Closed Sanchita333 closed 1 year ago
Hi, Sorry for the late answer. Please, see this answer https://github.com/rotot0/tab-ddpm/issues/3#issuecomment-1287205628
In short, there is no way to reconstruct column names back. All I can say is that it is very likely in order of columns from original .csv file. So, if in .csv file you have [num1, num2, cat1, num3, cat2]
, then X_num=[num1, num2, num3]
, X_cat=[cat1, cat2]
. The easiest way is to do data partitioning yourself.
@rotot0 I have already partitioned the whole csv data into X_num and X_cat myself. but after generation even the generated cat dataframe and num dataframe columns are suffled.. Please have a look to my above screenshot.
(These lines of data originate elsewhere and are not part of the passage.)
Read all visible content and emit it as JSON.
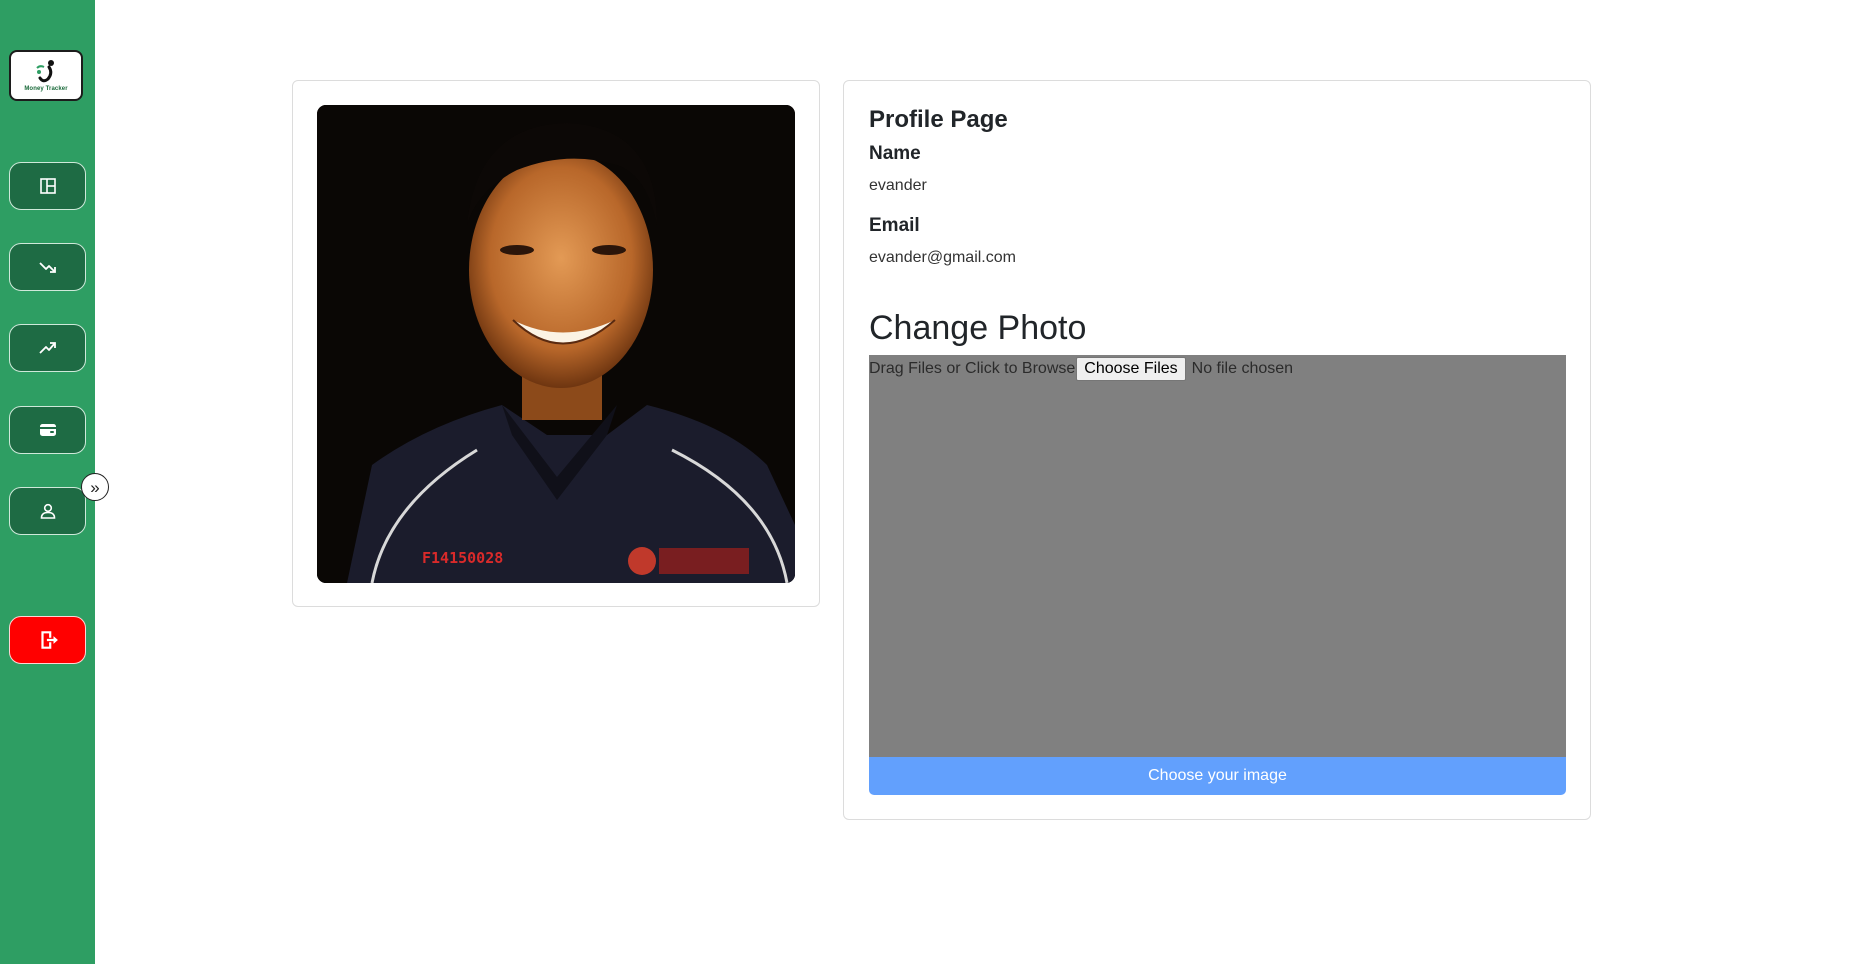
{
  "sidebar": {
    "logo_text": "Money Tracker",
    "nav": [
      {
        "name": "dashboard",
        "icon": "layout-icon"
      },
      {
        "name": "expense",
        "icon": "trending-down-icon"
      },
      {
        "name": "income",
        "icon": "trending-up-icon"
      },
      {
        "name": "wallet",
        "icon": "wallet-icon"
      },
      {
        "name": "profile",
        "icon": "user-icon"
      }
    ],
    "expand_label": "»",
    "logout_icon": "logout-icon"
  },
  "profile": {
    "title": "Profile Page",
    "name_label": "Name",
    "name_value": "evander",
    "email_label": "Email",
    "email_value": "evander@gmail.com"
  },
  "change_photo": {
    "title": "Change Photo",
    "dropzone_text": "Drag Files or Click to Browse",
    "choose_files_label": "Choose Files",
    "no_file_text": "No file chosen",
    "submit_label": "Choose your image"
  },
  "colors": {
    "sidebar_bg": "#2e9e63",
    "nav_btn_bg": "#1e6b44",
    "logout_bg": "#ff0000",
    "dropzone_bg": "#808080",
    "button_bg": "#62a0fd"
  }
}
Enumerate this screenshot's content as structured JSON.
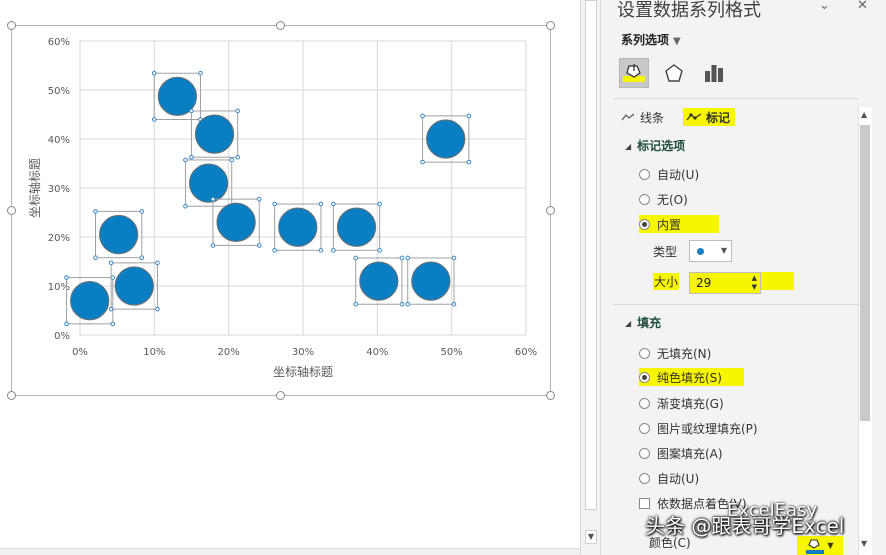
{
  "pane": {
    "title": "设置数据系列格式",
    "series_options_label": "系列选项",
    "subtabs": {
      "line": "线条",
      "marker": "标记"
    },
    "marker_options": {
      "header": "标记选项",
      "auto": "自动(U)",
      "none": "无(O)",
      "builtin": "内置",
      "selected": "内置",
      "type_label": "类型",
      "size_label": "大小",
      "size_value": "29"
    },
    "fill": {
      "header": "填充",
      "no_fill": "无填充(N)",
      "solid_fill": "纯色填充(S)",
      "gradient_fill": "渐变填充(G)",
      "picture_fill": "图片或纹理填充(P)",
      "pattern_fill": "图案填充(A)",
      "auto": "自动(U)",
      "vary_by_point": "依数据点着色(V)",
      "selected": "纯色填充(S)",
      "color_label": "颜色(C)"
    },
    "watermark": "头条 @跟表哥学Excel",
    "watermark2": "ExcelEasy"
  },
  "colors": {
    "marker_fill": "#0a7ec2",
    "highlight": "#f7f500"
  },
  "chart_data": {
    "type": "scatter",
    "xlabel": "坐标轴标题",
    "ylabel": "坐标轴标题",
    "xlim": [
      0,
      0.6
    ],
    "ylim": [
      0,
      0.6
    ],
    "xticks": [
      "0%",
      "10%",
      "20%",
      "30%",
      "40%",
      "50%",
      "60%"
    ],
    "yticks": [
      "0%",
      "10%",
      "20%",
      "30%",
      "40%",
      "50%",
      "60%"
    ],
    "grid": true,
    "marker": "circle",
    "marker_size": 29,
    "points": [
      {
        "x": 0.013,
        "y": 0.07
      },
      {
        "x": 0.052,
        "y": 0.205
      },
      {
        "x": 0.073,
        "y": 0.1
      },
      {
        "x": 0.131,
        "y": 0.487
      },
      {
        "x": 0.181,
        "y": 0.41
      },
      {
        "x": 0.173,
        "y": 0.31
      },
      {
        "x": 0.21,
        "y": 0.23
      },
      {
        "x": 0.293,
        "y": 0.22
      },
      {
        "x": 0.372,
        "y": 0.22
      },
      {
        "x": 0.402,
        "y": 0.11
      },
      {
        "x": 0.472,
        "y": 0.11
      },
      {
        "x": 0.492,
        "y": 0.4
      }
    ]
  }
}
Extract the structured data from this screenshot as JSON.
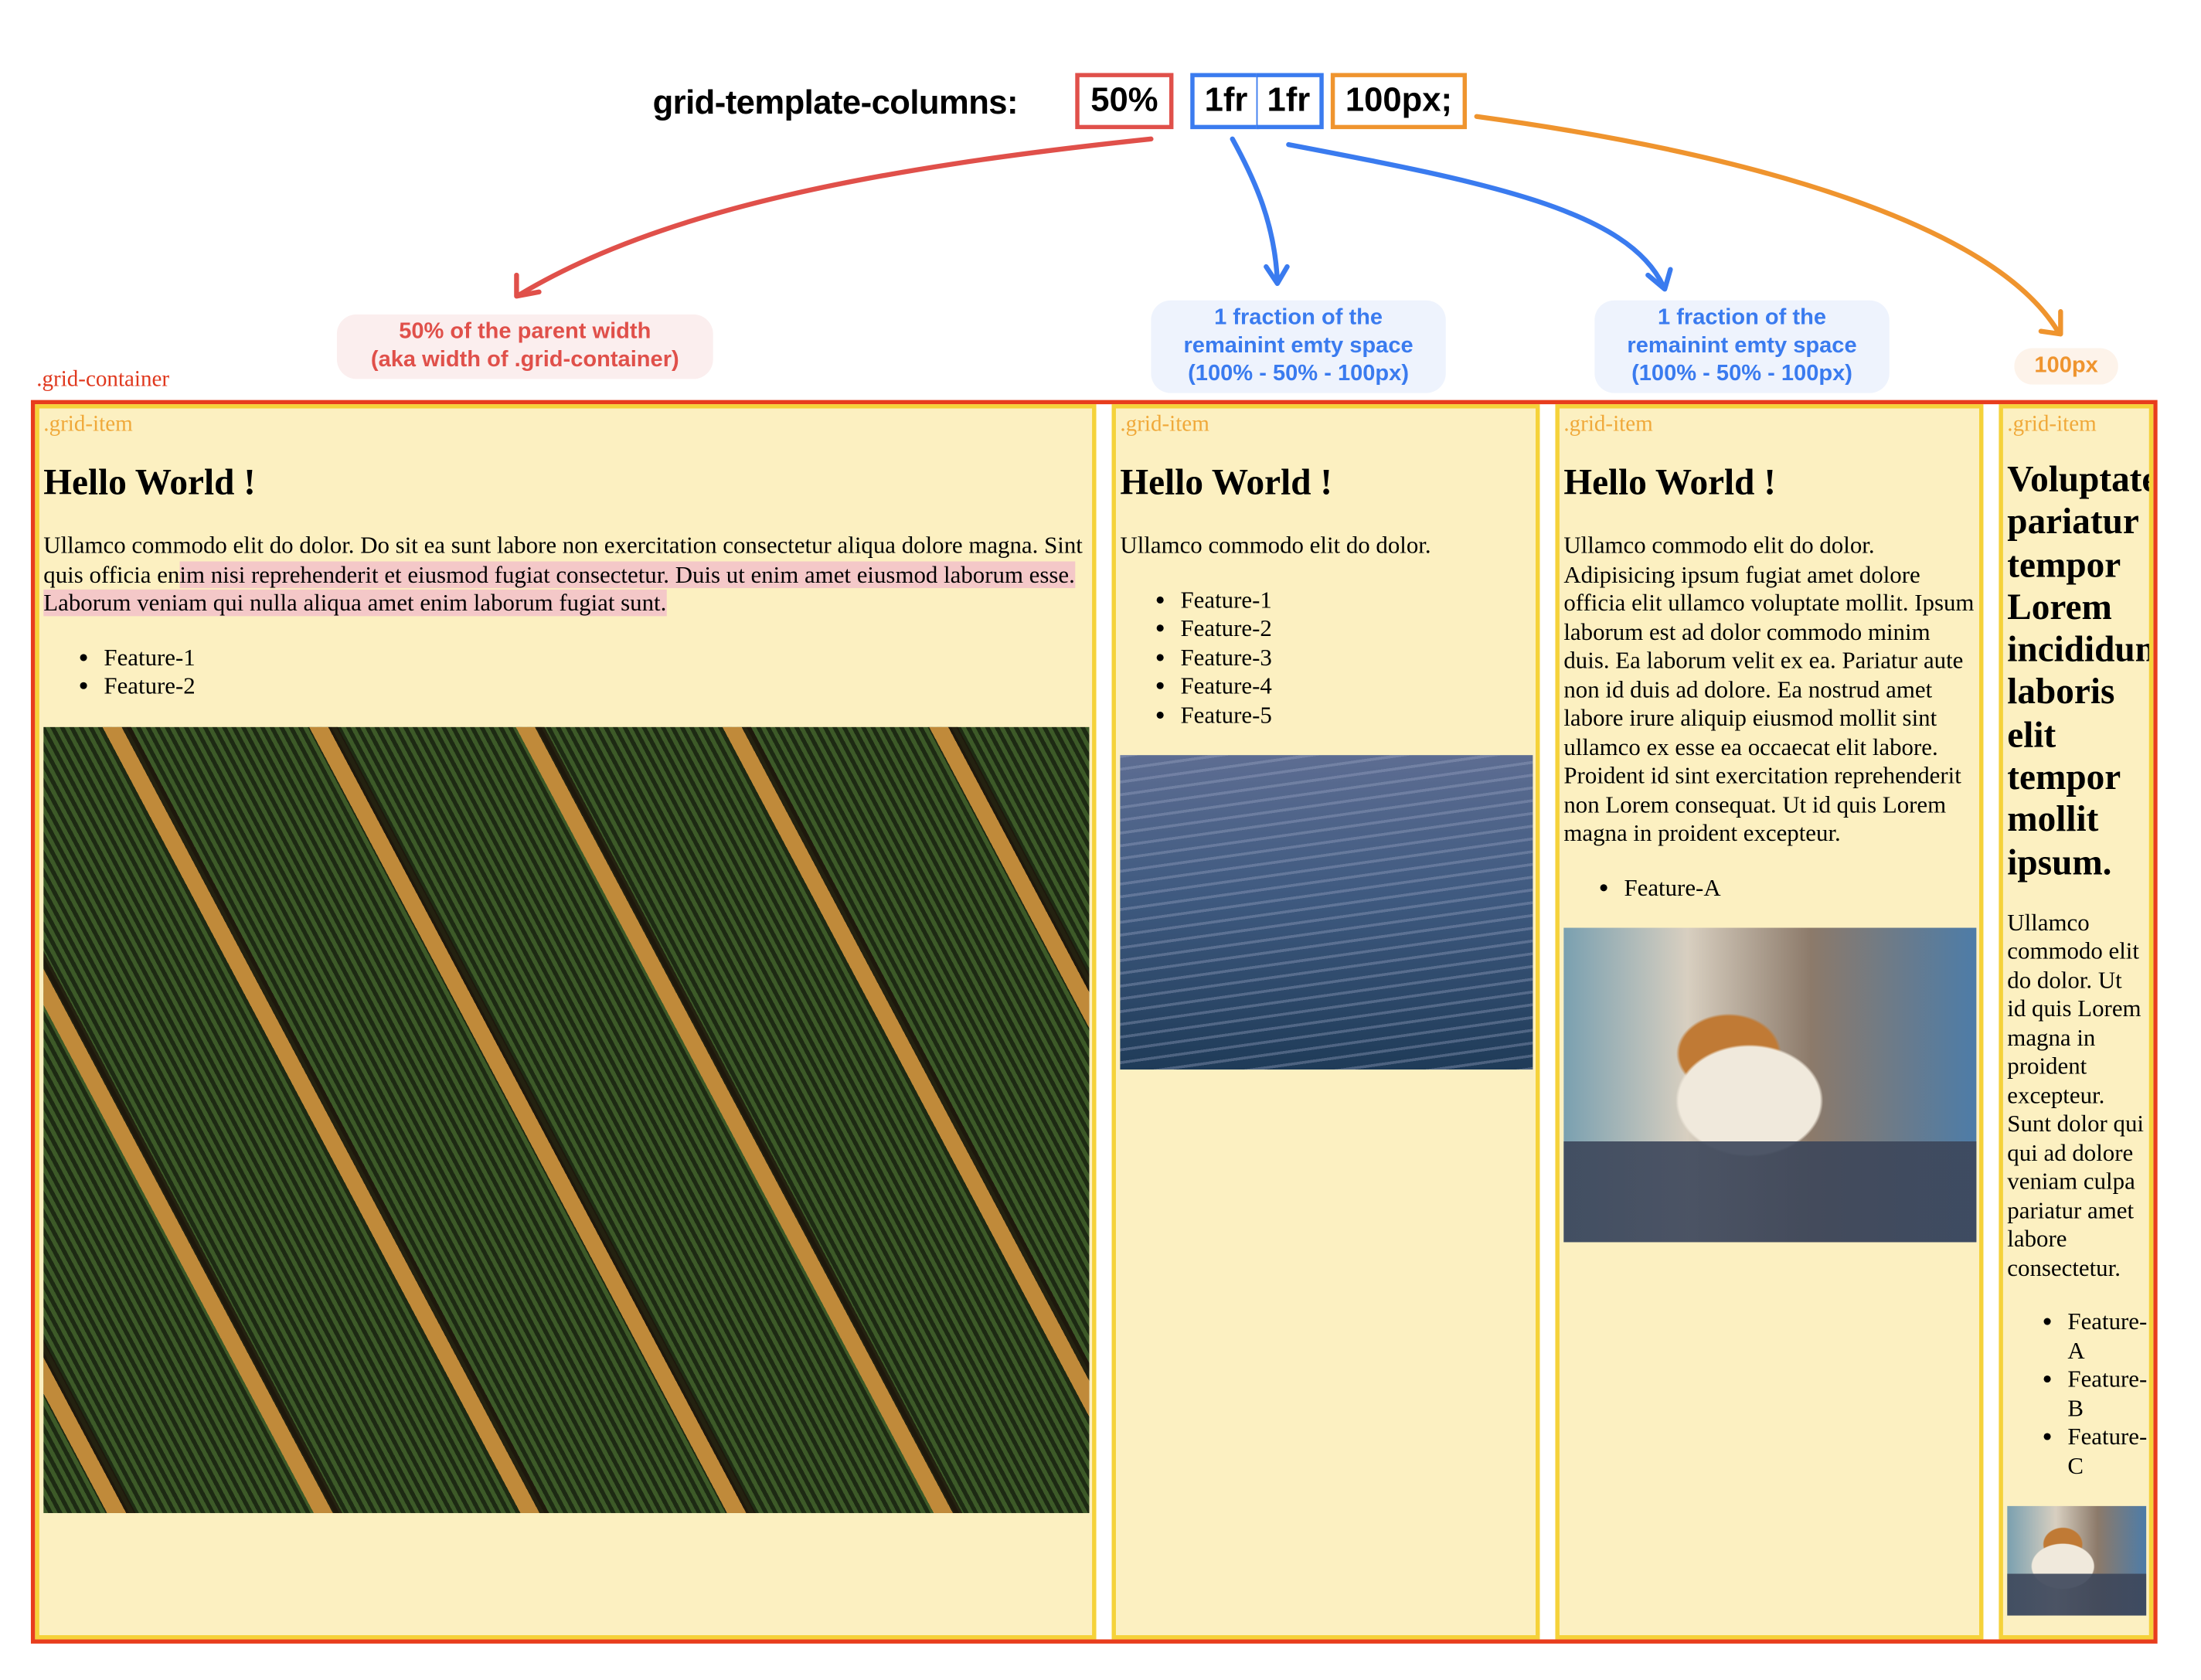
{
  "header": {
    "property_label": "grid-template-columns:",
    "values": [
      {
        "text": "50%",
        "color": "#e0504a"
      },
      {
        "text": "1fr",
        "color": "#3a7bef"
      },
      {
        "text": "1fr",
        "color": "#3a7bef"
      },
      {
        "text": "100px;",
        "color": "#ef942e"
      }
    ]
  },
  "annotations": {
    "col1": [
      "50% of the parent width",
      "(aka width of .grid-container)"
    ],
    "col2": [
      "1 fraction of the",
      "remainint emty space",
      "(100% - 50% - 100px)"
    ],
    "col3": [
      "1 fraction of the",
      "remainint emty space",
      "(100% - 50% - 100px)"
    ],
    "col4": [
      "100px"
    ]
  },
  "container": {
    "label": ".grid-container",
    "border_color": "#e83d1d",
    "item_border_color": "#f5d23a",
    "item_bg_color": "#fcf0c1"
  },
  "items": [
    {
      "label": ".grid-item",
      "heading": "Hello World !",
      "paragraph_plain": "Ullamco commodo elit do dolor. Do sit ea sunt labore non exercitation consectetur aliqua dolore magna. Sint quis officia en",
      "paragraph_highlight": "im nisi reprehenderit et eiusmod fugiat consectetur. Duis ut enim amet eiusmod laborum esse. Laborum veniam qui nulla aliqua amet enim laborum fugiat sunt.",
      "features": [
        "Feature-1",
        "Feature-2"
      ],
      "image": "aerial-field-photo"
    },
    {
      "label": ".grid-item",
      "heading": "Hello World !",
      "paragraph": "Ullamco commodo elit do dolor.",
      "features": [
        "Feature-1",
        "Feature-2",
        "Feature-3",
        "Feature-4",
        "Feature-5"
      ],
      "image": "sea-water-photo"
    },
    {
      "label": ".grid-item",
      "heading": "Hello World !",
      "paragraph": "Ullamco commodo elit do dolor. Adipisicing ipsum fugiat amet dolore officia elit ullamco voluptate mollit. Ipsum laborum est ad dolor commodo minim duis. Ea laborum velit ex ea. Pariatur aute non id duis ad dolore. Ea nostrud amet labore irure aliquip eiusmod mollit sint ullamco ex esse ea occaecat elit labore. Proident id sint exercitation reprehenderit non Lorem consequat. Ut id quis Lorem magna in proident excepteur.",
      "features": [
        "Feature-A"
      ],
      "image": "sailboat-harbor-photo"
    },
    {
      "label": ".grid-item",
      "heading": "Voluptate pariatur tempor Lorem incididunt laboris elit tempor mollit ipsum.",
      "paragraph": "Ullamco commodo elit do dolor. Ut id quis Lorem magna in proident excepteur. Sunt dolor qui qui ad dolore veniam culpa pariatur amet labore consectetur.",
      "features": [
        "Feature-A",
        "Feature-B",
        "Feature-C"
      ],
      "image": "sailboat-harbor-photo"
    }
  ]
}
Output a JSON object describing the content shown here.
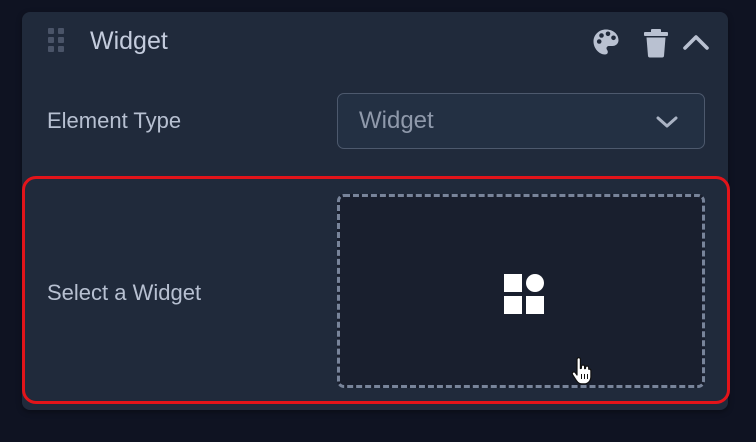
{
  "panel": {
    "title": "Widget",
    "icons": {
      "drag": "drag-handle-icon",
      "palette": "palette-icon",
      "trash": "trash-icon",
      "collapse": "chevron-up-icon"
    }
  },
  "element_type": {
    "label": "Element Type",
    "selected": "Widget"
  },
  "widget_select": {
    "label": "Select a Widget",
    "icon": "widgets-icon"
  },
  "colors": {
    "highlight": "#e2141a",
    "panel_bg": "#202a3b",
    "page_bg": "#0f1322"
  }
}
They are only the original category dataframe and generated category dataframe. And in the generated categorical data all the columns have got suffled. Please fix this issue. otherwise the library is of no use.
@rotot0 I have already partitioned the whole csv data into X_num and X_cat myself. but after generation even the generated cat dataframe and num dataframe columns are suffled.. Please have a look to my above screenshot. They are only the original category dataframe and generated category dataframe. And in the generated categorical data all the columns have got suffled. Please fix this issue. otherwise the library is of no use.
@shamikdhar Sorry, but I cannot reproduce your problem in my experiments. The original and generated columns are aligned. It may be a bug on your side. Or provide additional code/info on you problem, please. Also, you might want to open another issue.
I am using provided churn dataset as input and in output I am getting generated categorical and numerical columns in .npy format....there are 4 categorical and 7 numerical columns . How to identify names of those columns?